21 novembre, petit rendez-vous de contrôle post opératoire. Je ris avec mes collègues en imaginant qu’il m’enlève par surprise une troisième dent. Ahahahahahah… ah…ah…ah.

Arrivée au rendez-vous, je tombe sur un remplaçant que je trouve génial et qui me dit « tant qu’à faire, comme vous êtes là, autant en enlever une autre, il n’en restera plus qu’une ». L’idée d’en avoir plus qu’une à enlever est beaucoup plus attrayante que celle d’en enlever une maintenant, mais je me laisse convaincre.

C’est la première dent du bas que l’on m’enlève. La douleur est plus forte que pour les autres dents, le dentiste et son assistante tentent tant bien que mal de me faire rire mais rien n’y fait, moment bof agréable.

Je rentre chez moi avec quelques Doliprane et je me dis « allez plus qu’une et c’est fini ». Si j’avais su.

Dent n°4, la PIRE

Si mes trois autres dents de sagesse avaient largement eu le temps en dix ans de pousser, celle en bas à droite était restée bien au chaud dans ma gencive.

Nous étions le 14 décembre. L’opération a duré une bonne quarantaine de minutes, rythmée par les « bon arrêtez de bouger, je vais rater le match de la France » du dentiste et les hurlements de la patiente (moi) totalement apeurée et remplie de souffrance. 40 minutes plus tard, je pensais que le pire était passé.

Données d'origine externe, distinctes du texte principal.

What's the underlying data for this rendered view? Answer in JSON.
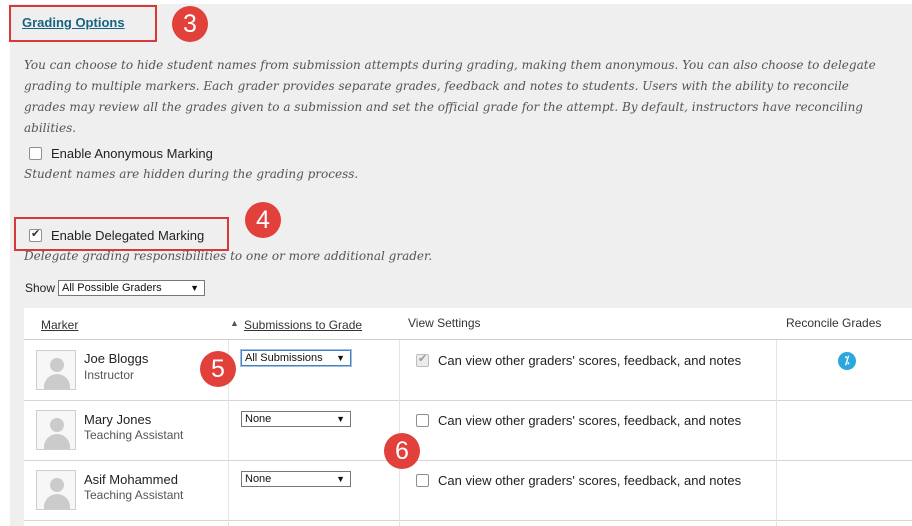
{
  "section": {
    "title": "Grading Options",
    "description": "You can choose to hide student names from submission attempts during grading, making them anonymous. You can also choose to delegate grading to multiple markers. Each grader provides separate grades, feedback and notes to students. Users with the ability to reconcile grades may review all the grades given to a submission and set the official grade for the attempt. By default, instructors have reconciling abilities."
  },
  "callouts": [
    "3",
    "4",
    "5",
    "6"
  ],
  "anonymous": {
    "label": "Enable Anonymous Marking",
    "checked": false,
    "hint": "Student names are hidden during the grading process."
  },
  "delegated": {
    "label": "Enable Delegated Marking",
    "checked": true,
    "hint": "Delegate grading responsibilities to one or more additional grader."
  },
  "show": {
    "label": "Show",
    "value": "All Possible Graders"
  },
  "table": {
    "headers": {
      "marker": "Marker",
      "submissions": "Submissions to Grade",
      "view": "View Settings",
      "reconcile": "Reconcile Grades"
    },
    "sort_icon": "sort-ascending-icon",
    "rows": [
      {
        "name": "Joe Bloggs",
        "role": "Instructor",
        "submissions": "All Submissions",
        "view_label": "Can view other graders' scores, feedback, and notes",
        "view_checked": true,
        "view_disabled": true,
        "reconcile": true,
        "reconcile_icon": "reconcile-icon"
      },
      {
        "name": "Mary Jones",
        "role": "Teaching Assistant",
        "submissions": "None",
        "view_label": "Can view other graders' scores, feedback, and notes",
        "view_checked": false,
        "view_disabled": false,
        "reconcile": false
      },
      {
        "name": "Asif Mohammed",
        "role": "Teaching Assistant",
        "submissions": "None",
        "view_label": "Can view other graders' scores, feedback, and notes",
        "view_checked": false,
        "view_disabled": false,
        "reconcile": false
      }
    ]
  },
  "colors": {
    "panel": "#efefef",
    "link": "#166481",
    "callout": "#e2403a",
    "highlight_box": "#d9383a",
    "reconcile_icon": "#2aa7de"
  }
}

Si j’avais su.

Nous sommes à l’heure où j’écris pile deux mois après l’opération (samedi 14 janvier). Mon trou n’est toujours pas rebouché, je suis obligée de gratter avec une petite brosse à l’intérieur trois fois par jour et dès que j’oublie je retrouve 12h après un bout de Big Mac ou de thon égaré dans le trou, la mutuelle refuse de me rembourser 240 euros sur cette opération et je ne peux pas boire de choses trop fraiches sans prendre de paille, au risque de hurler comme une personne qu’on ampute sans anesthésie.

Conclusion : les dents de sagesse c’est horrible, heureusement que je n’ai pas fait la quatrième dent en première sinon le dentiste ne m’aurait jamais revu et n’aurait pas pu payer ses deux semaines de vacances aux Maldives avec les frais délirants qu’il m’a appliqués (1 500 euros au total pour quatre dents de sagesse, dont au final 260 à ma charge, merci la France, merci la Sécu, pas merci la mutuelle qui veut pas me rembourser les 240 euros qu’elle me doit) et faites vous opérer dès qu’on vous le dit, pas dix ans après.